Typically I’m interrogated about this choice with the intent to convert me. My childfree choice has been used against me many times, to discredit my faith, my womanhood and my capacity to be a wife—which was the case in my marriage.

It’s always hilarious to me when people try to bring faith into it, claiming it’s mandated by God in scripture. As the daughter of a religious scholar, I’m well equipped to tell people that nowhere in scripture is childrearing a mandate. God calls it an adornment of life, but He also reminds us that they can be a misguiding temptation. God is literally telling us they go both ways and we can choose based on which fits our lifestyles!

In my most recent relationship, when his family found out I don’t want children, all hell had broken loose. I was called a “sinner” and “broken”, and my partner’s parents told him to “fix” me before we got engaged or else. I became happily single again.

What’s interesting to me is that people are so quick to interrogate, judge and demand my explanation for this choice like they are entitled to it, but they don’t recognize the fact that they never took a second to stop and ask themselves why they want/have children. Every first date, I make this choice very clear because it’s a non-negotiable for me. Instantly the men get angry and defensive, scolding me for being a “selfish” and “heartless”. When they finish their rants, I ask them to tell me why they want children. Till this day, not one man has been able to answer this question. Hell, not even one woman has. Because your “ovaries are screaming for babies” or because you want “to raise better kids” than your parents did severely worries me as those are quite selfish and unhealthy reasons to bring another human into this life.

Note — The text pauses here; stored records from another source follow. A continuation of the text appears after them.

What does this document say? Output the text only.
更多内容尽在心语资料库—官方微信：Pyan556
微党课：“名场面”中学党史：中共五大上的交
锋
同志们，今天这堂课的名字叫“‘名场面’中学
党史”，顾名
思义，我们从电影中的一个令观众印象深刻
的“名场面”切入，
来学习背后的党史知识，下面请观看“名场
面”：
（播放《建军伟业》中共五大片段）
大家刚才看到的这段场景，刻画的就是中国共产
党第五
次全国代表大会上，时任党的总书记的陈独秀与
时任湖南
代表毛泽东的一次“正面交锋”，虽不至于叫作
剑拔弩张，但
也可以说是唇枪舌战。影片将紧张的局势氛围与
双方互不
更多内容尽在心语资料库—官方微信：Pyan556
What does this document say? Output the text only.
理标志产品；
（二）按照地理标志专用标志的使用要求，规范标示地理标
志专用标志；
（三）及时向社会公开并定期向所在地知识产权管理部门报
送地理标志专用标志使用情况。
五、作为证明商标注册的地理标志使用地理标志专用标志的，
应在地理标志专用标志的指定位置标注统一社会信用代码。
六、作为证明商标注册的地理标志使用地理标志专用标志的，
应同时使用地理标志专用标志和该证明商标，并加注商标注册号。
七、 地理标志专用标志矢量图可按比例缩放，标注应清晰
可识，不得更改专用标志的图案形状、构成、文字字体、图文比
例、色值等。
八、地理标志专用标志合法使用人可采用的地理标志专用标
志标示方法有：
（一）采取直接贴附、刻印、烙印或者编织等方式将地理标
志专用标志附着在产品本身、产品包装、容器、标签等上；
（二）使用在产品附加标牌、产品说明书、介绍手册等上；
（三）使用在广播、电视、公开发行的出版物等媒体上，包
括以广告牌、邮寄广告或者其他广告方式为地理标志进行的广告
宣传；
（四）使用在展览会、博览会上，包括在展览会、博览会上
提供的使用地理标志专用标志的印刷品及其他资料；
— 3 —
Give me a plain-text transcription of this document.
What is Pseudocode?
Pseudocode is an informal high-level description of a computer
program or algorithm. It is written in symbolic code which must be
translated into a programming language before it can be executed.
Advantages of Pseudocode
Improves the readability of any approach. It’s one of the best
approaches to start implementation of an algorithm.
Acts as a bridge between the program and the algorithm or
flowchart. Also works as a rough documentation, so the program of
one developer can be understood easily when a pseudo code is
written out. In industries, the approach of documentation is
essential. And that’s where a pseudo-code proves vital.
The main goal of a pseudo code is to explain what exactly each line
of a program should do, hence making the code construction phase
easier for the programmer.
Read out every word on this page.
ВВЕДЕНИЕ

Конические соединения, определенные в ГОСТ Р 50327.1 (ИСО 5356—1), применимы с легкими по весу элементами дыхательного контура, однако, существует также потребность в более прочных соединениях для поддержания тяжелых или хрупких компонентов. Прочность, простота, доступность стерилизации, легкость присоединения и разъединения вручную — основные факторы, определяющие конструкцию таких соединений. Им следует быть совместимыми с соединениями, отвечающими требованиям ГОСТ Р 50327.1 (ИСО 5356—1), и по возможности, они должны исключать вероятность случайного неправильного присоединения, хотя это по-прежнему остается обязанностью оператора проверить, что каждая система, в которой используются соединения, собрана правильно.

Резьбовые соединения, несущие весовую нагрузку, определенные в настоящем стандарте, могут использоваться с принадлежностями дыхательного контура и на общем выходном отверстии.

I’m grateful I’ve stuck to my choice. I’ve been able to leave an abusive marriage, publish two more books and go back to school for a second graduate degree. I established and manage a nonprofit and have been able to travel for leisure and work. Most important of all, I’m so happy, having faith that I am doing what is best. When people try to tell me this will limit my options for a husband in the future, I shrug my shoulders and say, “If I’m meant to stay single, I’m fine, and if God has someone who is the best fit for my life, He will send him when the time is right. I’m not stressing.”